Our meta-analysis that accounts for between-study heterogeneity concentrates on four common epidemic metrics that characterize the transmission of the COVID-19:
Basic reproduction number: Often referred to as R0, the basic reproduction number measures the contagiousness or transmissibility of infectious agents and is interpreted as the expected number of infections caused directly by one case in a completely susceptible population.
Incubation period: This metric is defined as the number of days between when an individual was actually infected and when this person starts to show symptoms.

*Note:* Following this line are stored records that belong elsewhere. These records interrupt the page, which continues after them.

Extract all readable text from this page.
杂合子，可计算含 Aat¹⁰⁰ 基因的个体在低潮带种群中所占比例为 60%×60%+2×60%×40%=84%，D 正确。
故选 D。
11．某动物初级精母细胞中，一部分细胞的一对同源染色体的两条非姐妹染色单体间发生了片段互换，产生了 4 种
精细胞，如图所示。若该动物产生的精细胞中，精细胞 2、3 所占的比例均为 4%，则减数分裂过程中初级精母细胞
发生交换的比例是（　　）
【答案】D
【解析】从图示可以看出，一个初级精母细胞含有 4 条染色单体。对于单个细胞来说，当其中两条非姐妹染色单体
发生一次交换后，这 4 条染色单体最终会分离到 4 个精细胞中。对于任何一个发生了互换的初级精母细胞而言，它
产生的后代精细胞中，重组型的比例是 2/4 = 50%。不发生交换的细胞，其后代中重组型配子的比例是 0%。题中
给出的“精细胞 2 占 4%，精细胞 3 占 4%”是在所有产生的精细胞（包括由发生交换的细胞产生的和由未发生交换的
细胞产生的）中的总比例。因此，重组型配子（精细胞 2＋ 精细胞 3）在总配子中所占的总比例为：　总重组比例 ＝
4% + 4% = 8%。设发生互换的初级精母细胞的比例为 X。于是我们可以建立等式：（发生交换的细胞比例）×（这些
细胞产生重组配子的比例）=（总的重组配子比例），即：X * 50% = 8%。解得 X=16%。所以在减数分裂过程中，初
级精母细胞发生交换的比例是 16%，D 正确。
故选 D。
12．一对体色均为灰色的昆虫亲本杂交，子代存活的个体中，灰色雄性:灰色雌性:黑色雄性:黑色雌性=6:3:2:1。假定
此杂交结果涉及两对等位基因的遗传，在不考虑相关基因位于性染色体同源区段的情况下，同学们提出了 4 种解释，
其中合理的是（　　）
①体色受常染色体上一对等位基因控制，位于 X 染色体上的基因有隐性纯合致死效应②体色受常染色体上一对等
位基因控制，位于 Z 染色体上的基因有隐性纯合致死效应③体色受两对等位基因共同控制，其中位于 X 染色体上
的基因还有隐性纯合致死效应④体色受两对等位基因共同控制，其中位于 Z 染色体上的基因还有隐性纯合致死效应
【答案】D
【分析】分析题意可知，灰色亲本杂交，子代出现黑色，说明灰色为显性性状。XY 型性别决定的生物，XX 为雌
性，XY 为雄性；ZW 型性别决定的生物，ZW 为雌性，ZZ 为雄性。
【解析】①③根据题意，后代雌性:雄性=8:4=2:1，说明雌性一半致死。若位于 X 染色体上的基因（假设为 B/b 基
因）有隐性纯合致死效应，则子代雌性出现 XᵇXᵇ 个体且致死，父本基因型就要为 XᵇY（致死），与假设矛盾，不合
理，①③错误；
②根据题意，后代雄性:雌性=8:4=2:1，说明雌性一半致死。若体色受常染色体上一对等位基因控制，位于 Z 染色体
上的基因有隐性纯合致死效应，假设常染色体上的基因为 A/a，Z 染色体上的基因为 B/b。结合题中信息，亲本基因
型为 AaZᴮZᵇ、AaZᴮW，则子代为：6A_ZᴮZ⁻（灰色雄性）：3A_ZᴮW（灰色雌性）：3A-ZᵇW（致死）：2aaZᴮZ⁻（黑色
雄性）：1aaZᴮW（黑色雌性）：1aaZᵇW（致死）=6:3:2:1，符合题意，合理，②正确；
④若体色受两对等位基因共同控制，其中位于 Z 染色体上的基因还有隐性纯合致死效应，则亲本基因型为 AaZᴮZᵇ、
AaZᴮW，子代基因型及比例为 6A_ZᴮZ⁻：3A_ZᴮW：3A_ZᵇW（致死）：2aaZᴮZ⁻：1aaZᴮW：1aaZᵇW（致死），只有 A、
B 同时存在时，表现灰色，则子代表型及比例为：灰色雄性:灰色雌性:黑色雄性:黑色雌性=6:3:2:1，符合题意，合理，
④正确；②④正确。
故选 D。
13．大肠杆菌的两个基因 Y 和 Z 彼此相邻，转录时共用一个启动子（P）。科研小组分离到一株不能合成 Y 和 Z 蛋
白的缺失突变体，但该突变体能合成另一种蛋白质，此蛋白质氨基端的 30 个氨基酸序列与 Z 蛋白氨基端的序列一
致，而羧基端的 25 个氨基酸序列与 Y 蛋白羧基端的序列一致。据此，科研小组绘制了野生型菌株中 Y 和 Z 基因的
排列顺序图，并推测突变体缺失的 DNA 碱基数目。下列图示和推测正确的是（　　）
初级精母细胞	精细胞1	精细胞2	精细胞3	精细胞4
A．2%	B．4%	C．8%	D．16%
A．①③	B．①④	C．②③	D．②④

Understanding the incubation period of the COVID-19 is crucial as it provides guidelines on deciding a reasonable length of the quarantine period.
Serial interval: Defined as the time between the start of symptoms in the primary patient (infector) and onset of symptoms in the patient being infected by the infector (the infectee), the serial interval is critical in the calculation of R0.
Epidemic doubling time: This metric measures the period of time needed for the total number of cases in the epidemic to double, and is an important factor that reflects the speed at which the COVID-19 is spreading.
The rest of this manuscript is organized as follows. We first provide details on the data collection process in Section 2. Then in Section 3, we introduce the key ingredients for a meta-analysis, where the modeling and estimation methods are outlined. Section 4 lists a detailed summary for the four epidemic metrics as given above. Statistical results from the meta-analysis are reported in Section 5, and sensitivity analysis is given in Section 6. Concluding remarks are then disclosed in Section 7.
2 Study selection
We conduct a comprehensive literature screening for the articles published on scientific journals (including early versions) or preprint platforms like medRxiv and bioRxiv. The key words of our searching are COVID-19 (SARSCoV-2 or 2019-nCOV), the epidemic characteristics of interest (basic reproduction number, incubation period, serial interval and epidemic doubling time), and China, where the selection criteria is relaxed for regional labels. Specifically, we include the studies on the whole country of China, China except for Hubei province (when the city of Wuhan is located), a list of provinces and municipalities, a collection of cities or even a specific region, in order to increase the sample size and the potential statistical power. The variability and heterogeneity across the selected studies are accounted when adopting appropriate methodologies in the meta-analysis.
In addition, we only include the studies reporting unambiguous estimates and the associated 95% confidence intervals or standard deviations. If the standard deviation of an estimator is given, we calculate the 95% confidence interval under the assumption of normal approximation provided that the fitted model is valid. This selection criterion is needed to ensure the consistency of analysis results.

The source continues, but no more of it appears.